In vacanza vedono la giacca di un migrante morto in mare, decidono di cambiare vita

Il loro lavoro è fare gli eroi: sono Chris e Regina Catrambone, una coppia italoamericana di imprenditori che ha deciso di fondare nel 2014 un’organizzazione per soccorrere i migranti in difficoltà nel Mediterraneo. Sulla home page del sito ufficiale di Moas, questo il nome dell’organizzazione, campeggia un contatore che registra il numero di vite umane salvate finora, 4.441. L’ultimo soccorso ad opera della coppia risale a sabato scorso, quando hanno consegnato un carico di immigrati, per l’esattezza 405, a Messina.

Regina ha conosciuto Chris qualche anno fa a Reggio Calabria, quando lui si era trasferito nella città per ritrovare le proprie radici italiane, dopo essere stato costretto a lasciare New Orleans a causa dell’uragano Katrina. Tutto è cominciato nell’estate del 2013, quando durante un viaggio in barca a motore verso Tunisi la coppia scorge in acqua una giacca beige, pensando che sarebbe potuta appartenere a qualche povero disperato vittima dei naufragi di clandestini. Da quel momento Chris e Regina hanno deciso di partecipare attivamente ed aiutare queste persone, acquistando una nave con i soldi che avevano messo da parte per una futura casa dove vivere insieme.

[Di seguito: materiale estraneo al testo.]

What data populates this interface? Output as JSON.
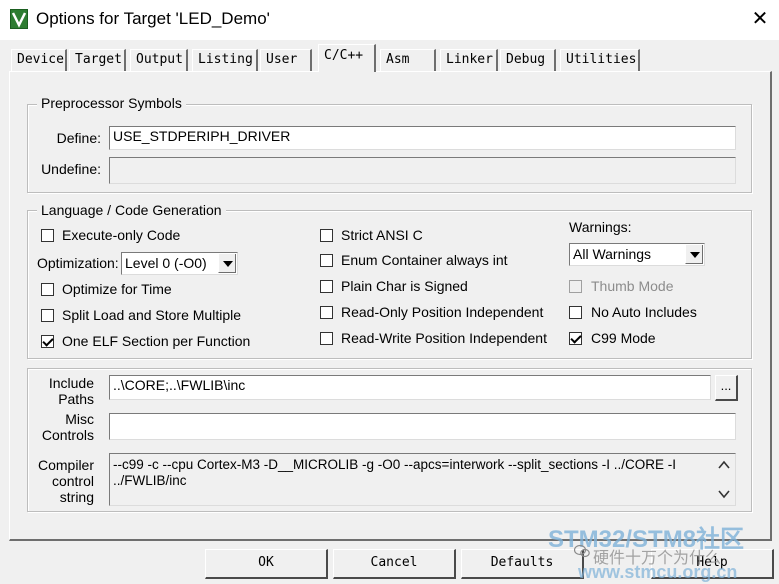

Finora la loro missione gli è costata 8 milioni di dollari solo l’anno scorso: «Nel 2014 abbiamo finanziato l’operazione con le nostre risorse, non ci sembrava giusto chiedere un aiuto solo sulla base di un’idea. A ottobre, chiusa la prima campagna con un bilancio di 3 mila persone soccorse, abbiamo aperto una sottoscrizione che finora ha fruttato circa 100 mila euro, oltre ai 180 mila euro donati da un imprenditore tedesco», ha detto Regina.

Un esempio per tutti

Quando sul web qualcuno si permette di avanzare la classica domanda polemica “Perchè non li ospitate a casa vostra?“, Regina e Chris rispondono che casa loro è il mondo stesso: «Non c’è un’umanità di serie A e di serie B. Io non sapevo cosa fosse l’orrore prima di quest’esperienza. Ho visto persone stipate come sardine nella stanza dei motori, senza aria, in mezzo ai loro stessi bisogni. Le foto non volevamo neppure pubblicarle, se l’abbiamo fatto è anche per svegliare le coscienze», dice lei. La coppia non ha firmato alcun contratto di collaborazione con le autorità, semplicemente si offre di fornire una sorta di pronto soccorso durante i naufragi, operando uno screening sanitario dei salvati, offrendogli cibo e vestiti. A volte li scortano su altre navi, ma spesso li accompagnano direttamente loro nei porti siciliani.

Gestire l’emergenza

«C’è molta enfasi attorno a una circostanza che non dovrebbe stupire: noi, da cittadini, aiutiamo lo Stato, gli Stati. A me, personalmente, fa più rabbia che l’Italia venga lasciata sola dagli altri Paesi», commenta Regina, che definisce sè stessa e il marito una coppia di filantropi che mette a disposizione degli altri i propri beni, discostandosi dal rimanere intrappolati nella semplicistica definizione di “miliardari”. L’anno scorso Regina e Chris hanno collaborato con il progetto Mare Nostrum: «Operazione che si è chiusa ma non è stata rimpiazzata, e certo non si può sostituire con la nostra nave e con il nostro equipaggio di venti persone a bordo. Perché, sia chiaro, Triton è un’altra cosa, è un programma di controllo delle frontiere. E da solo non è sufficiente», conclude Regina Catrambone.